Wednesday, December 02, 2020
Caricaturas Crónicas - «Republicanismo, uma luta caricatural» por Osvaldo Macedo de Sousa (in Diário de Notícias de 13/10/1985)
A caricatura, em Portugal, nasceu com o liberalismo,
mas cresceu pelo republicanismo. Talvez se pudesse mesmo dizer que o
republicanismo desenvolveu-se pela caricatura.
A primeira caricatura política é naturalmente
antimonárquica, e apareceu aquando da fuga do rei para o Brasil, deixando os
seus súbditos ás mãos dos Franceses invasores. Uma caricatura anónima,
traduzindo um sentimento anónimo de todo um povo. Esse sentimento espraiar-se-á
na revolta liberal e, mais tarde, na república.
Em 1848, quando a caricatura ainda se defendia no
anonimato, no suplemento de «O Patriota», aparece uma caricatura que defende:
«A única resposta contra a monarquia é a liberdade» (a 30/5/1848).
A liberdade tem como símbolo, o chapéu frígio da
Mariana, e como à liberdade se vai aliar o sonho republicano, será também esse
o símbolo do movimento nascente, da revolta contra um regime decadente há
vários séculos.
Nesta luta pela liberdade, ou pelo republicanismo, o
século XIX foi a «água mole em pedra
dura, tanto dá até que fura» (Sebastião Sanhudo in «Sorvete» a 25/5/1881);
foi um trabalho de paciência, desmascarando a fraqueza do regime, a fraqueza
dos partidos monárquicos que no seu rotativismo enganavam alternadamente o
povo.

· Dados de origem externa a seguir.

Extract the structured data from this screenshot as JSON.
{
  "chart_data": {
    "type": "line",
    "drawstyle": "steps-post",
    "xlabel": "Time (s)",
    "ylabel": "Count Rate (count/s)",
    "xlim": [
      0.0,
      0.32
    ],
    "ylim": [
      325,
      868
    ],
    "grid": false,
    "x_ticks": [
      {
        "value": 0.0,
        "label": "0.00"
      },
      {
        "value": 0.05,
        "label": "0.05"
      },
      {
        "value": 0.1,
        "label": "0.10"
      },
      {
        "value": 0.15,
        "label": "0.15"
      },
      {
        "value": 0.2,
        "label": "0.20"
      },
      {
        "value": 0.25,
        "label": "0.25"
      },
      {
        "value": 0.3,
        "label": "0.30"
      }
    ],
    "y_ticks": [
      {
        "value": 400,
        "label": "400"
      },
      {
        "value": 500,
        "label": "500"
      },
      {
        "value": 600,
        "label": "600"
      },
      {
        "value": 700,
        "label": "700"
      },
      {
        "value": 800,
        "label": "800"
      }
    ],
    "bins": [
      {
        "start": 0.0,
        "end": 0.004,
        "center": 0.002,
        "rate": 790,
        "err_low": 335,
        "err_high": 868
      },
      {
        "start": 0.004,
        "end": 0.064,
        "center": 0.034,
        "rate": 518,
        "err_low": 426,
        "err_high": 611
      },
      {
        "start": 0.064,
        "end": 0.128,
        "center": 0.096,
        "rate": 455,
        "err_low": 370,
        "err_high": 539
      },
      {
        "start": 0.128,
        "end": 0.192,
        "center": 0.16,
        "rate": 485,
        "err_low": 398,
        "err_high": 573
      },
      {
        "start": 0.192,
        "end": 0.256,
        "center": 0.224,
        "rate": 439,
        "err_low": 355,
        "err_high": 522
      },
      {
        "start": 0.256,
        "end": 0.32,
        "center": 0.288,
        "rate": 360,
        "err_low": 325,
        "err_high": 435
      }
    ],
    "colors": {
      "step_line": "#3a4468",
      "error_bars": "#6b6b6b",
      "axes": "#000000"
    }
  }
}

Se o nome do partido mudava, o mesmo não acontecia com a filosofia
política, as directrizes governamentais, e por vezes nem os políticos mudavam.
Perante esta inoperância governativa, esta não
concretização do desenvolvimento que o liberalismo deveria conduzir, certos
sectores monárquicos apelavam a um regresso ao passado, clamando pela ditadura
do absolutismo. Mas, se esse regime não quis realizar, no seu tempo, o que
agora se propõe, porque é que iam agora concretizar? Os políticos só se lembram
do que deveriam ter feito, depois de saírem do Governo, quando estão na
oposição.
Se o absolutismo tinha dado provas da sua inoperância,
se o liberalismo não conseguia levar avante o deu ideal governativo, por
defeito do sistema, a única solução à vista era a alteração radical do regime -
«Se eu seguisse os conselhos do Zé (pensa
Portugal, vestido com pesada armadura),
escusava de chegar a esta miséria. Velho, sem forças, ultrajado e roubado… é de
mais. Vou ver que tal me ficará o vestuário da última moda.
- Ó Zé, que
tal me achas agora? (apresentando-se
de casaca e chapéu frígio – à republicana).
- Ó sôr
Portugal. Um raio me parta se vossemecê não está catita! Eu bem lhe dizia que
era esse o traje que melhor lhe ficaria, e que vossemecê há muito o deveria ter
usado.» (M. Pinto, in «Charivari» a
23/8/1890).
Esta mudança de vestuário poderia ser feita por
revolução (que falhou), ou trabalho de sapa e, se o dia 5 de Outubro de 1910 é
considerado como revolução, na verdade não passou de um pequeno empurrão ao
trono, após um longo trabalho: «O estado
das coisas actualmente é este: quando pensarem que (o palanque real) realmente está seguro – desabará. O bicho (republicano) rói-lhe o miolo, e as luminárias estão
quase no fim. Os naturalistas chamam a este bicho a “phyloxera do Throno”, nós
chamaremos ao trono a “phyloxera do povo”». (Sebastião Sanhudo, in «Sorvete»
a 28/3/1880).
Esse trabalho, no qual a caricatura foi crucial, foi
um trabalho de opinião: «O resultado das
últimas eleições republicanas em Lisboa, estabelece a medida do movimento
progressivo com que se vai apertando sobre os factos, a grande prensa chamada…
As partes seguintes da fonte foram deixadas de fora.